He thought for a moment. If she’d done as he asked, then she was still inside. He could see no indications of a break-in, but it was always possible that intruders could have gained access to the house before she’d had a chance to secure it, and locked the doors behind them. He had no choice: he’d have to break the glass to get inside.
He twisted the shotgun so the stock was against the glass, and was about to shatter the pane when he caught a flash of reflected movement. He went right and brought the gun up, his finger already on the trigger. He eased the pressure when he saw Irene standing before him.
‘God,’ he said, ‘don’t sneak up on me like that. Why aren’t you inside like I told you?’
‘It’s complicated,’ she said.
He moved to join her, his attention focused solely on her face, and a man stepped from the shadows to his right and held a pistol about a foot from his head.
Henkel froze.
Maybe this is just a warning
, he thought.
Maybe they’ll let me live
.
The figure to his right shifted position. It was Nestor, one of Brion Moline’s sons from the Cut, and he wasn’t wearing a mask, which meant this wasn’t going to be simply a warning. Henkel had never figured Nestor for a killer, but it seemed that he’d been wrong. It looked like he wasn’t going to live after all, not if Nestor was prepared to show his face like this, but maybe he could still save Irene.
Then she spoke to him.
‘I’m sorry,’ she said. ‘I did kind of like you.’

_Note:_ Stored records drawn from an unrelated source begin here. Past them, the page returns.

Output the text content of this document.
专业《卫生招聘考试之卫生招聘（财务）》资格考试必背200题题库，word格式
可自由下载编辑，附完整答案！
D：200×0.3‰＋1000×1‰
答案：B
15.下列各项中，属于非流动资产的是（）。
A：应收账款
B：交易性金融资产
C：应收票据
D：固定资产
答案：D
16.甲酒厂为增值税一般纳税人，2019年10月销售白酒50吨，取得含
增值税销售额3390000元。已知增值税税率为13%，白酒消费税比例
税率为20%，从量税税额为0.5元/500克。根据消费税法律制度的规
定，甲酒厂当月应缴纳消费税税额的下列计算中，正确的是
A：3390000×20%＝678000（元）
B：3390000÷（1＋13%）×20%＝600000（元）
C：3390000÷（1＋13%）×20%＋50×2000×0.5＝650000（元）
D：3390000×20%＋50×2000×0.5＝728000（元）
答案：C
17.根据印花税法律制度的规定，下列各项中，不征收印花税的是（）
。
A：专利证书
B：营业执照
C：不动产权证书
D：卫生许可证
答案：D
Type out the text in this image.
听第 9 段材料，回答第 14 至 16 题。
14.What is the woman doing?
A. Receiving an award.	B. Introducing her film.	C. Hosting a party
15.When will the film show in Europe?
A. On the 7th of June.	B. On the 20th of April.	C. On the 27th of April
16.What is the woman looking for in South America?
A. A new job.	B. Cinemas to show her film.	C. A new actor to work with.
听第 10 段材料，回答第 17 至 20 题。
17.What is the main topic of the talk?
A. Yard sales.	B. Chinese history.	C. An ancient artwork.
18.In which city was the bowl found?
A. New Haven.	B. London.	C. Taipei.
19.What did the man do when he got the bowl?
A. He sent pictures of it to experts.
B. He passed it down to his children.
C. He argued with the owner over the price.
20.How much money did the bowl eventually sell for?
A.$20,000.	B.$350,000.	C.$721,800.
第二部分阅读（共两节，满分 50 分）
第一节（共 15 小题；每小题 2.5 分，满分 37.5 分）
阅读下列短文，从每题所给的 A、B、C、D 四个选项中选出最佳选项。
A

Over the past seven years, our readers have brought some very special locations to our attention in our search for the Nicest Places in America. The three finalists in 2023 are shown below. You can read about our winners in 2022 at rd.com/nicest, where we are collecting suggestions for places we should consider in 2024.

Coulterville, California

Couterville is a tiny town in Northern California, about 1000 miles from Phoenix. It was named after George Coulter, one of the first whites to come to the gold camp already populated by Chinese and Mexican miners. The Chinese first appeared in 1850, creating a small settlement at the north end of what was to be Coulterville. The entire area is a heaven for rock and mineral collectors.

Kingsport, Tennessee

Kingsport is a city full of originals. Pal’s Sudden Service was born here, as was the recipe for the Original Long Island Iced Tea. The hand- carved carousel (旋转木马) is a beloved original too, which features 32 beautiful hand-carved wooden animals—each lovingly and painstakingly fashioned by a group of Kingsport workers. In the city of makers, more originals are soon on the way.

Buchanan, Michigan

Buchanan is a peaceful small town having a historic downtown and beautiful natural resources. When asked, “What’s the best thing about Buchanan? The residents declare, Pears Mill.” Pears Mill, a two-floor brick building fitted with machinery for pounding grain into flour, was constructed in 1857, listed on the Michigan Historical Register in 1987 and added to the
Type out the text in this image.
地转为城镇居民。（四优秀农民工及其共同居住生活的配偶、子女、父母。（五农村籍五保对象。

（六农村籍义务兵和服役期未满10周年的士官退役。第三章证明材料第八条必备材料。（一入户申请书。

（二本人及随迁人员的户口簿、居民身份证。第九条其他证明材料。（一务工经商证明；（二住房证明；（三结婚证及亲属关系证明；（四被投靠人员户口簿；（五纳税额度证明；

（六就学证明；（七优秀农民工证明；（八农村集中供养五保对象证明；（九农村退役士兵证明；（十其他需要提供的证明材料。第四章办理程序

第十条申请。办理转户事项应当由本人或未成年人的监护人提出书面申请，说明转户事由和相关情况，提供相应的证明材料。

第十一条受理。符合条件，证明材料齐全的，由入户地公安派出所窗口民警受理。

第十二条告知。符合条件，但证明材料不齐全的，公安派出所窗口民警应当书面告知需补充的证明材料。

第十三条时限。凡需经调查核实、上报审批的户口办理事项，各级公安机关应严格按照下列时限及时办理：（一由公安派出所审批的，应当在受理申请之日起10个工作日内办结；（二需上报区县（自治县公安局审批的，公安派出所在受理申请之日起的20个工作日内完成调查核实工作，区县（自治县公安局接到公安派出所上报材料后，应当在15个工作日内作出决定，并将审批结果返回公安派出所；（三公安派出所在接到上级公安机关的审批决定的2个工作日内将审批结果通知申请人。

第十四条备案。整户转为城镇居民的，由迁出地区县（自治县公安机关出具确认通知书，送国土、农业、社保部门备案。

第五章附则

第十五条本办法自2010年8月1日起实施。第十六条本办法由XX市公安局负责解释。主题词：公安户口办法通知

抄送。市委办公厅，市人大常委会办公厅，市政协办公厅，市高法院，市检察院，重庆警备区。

‘No,’ said Henkel, and in that one syllable he heard all the tiredness and disappointment of a life that had never worked out as he might have hoped, and now seemed destined to end in a manner befitting all that had gone before.
Irene turned to Nestor.
‘Just do it,’ she said, like Henkel was some old dog that needed to be put down swiftly and painlessly.
Henkel heard the shot. He shouldn’t have, not if it was meant for him, not at that range. Nestor fell to the ground. The bullet had taken him under his raised right arm and passed straight through his torso. He made a low wheezing sound, and a blood bubble sprang from his lips before bursting with his last breath.
Irene stood open-mouthed, staring at the body between them. Henkel didn’t know if she’d ever watched a man die before. Right now, he didn’t much care. He saw Rob Channer advancing across the lawn, and for a moment thought that someone else must have killed Nestor, and now Channer was going to finish the job for the Cut, but he couldn’t make the logic of it work.
Channer kicked the gun away from beside Nestor’s hand, all the time keeping his own weapon fixed on Irene.
‘On your knees!’ he told her.
Irene looked beseechingly at Henkel.
‘They made me do it,’ she said. ‘They threatened me.’
Just do it.
‘You heard the man,’ said Henkel. ‘On your knees.’
She knelt. Channer pushed her down flat on her stomach and searched her before holstering his weapon and cuffing her. When Channer was done, Henkel said to him, ‘I didn’t expect it to be her, and I didn’t expect it to be you.’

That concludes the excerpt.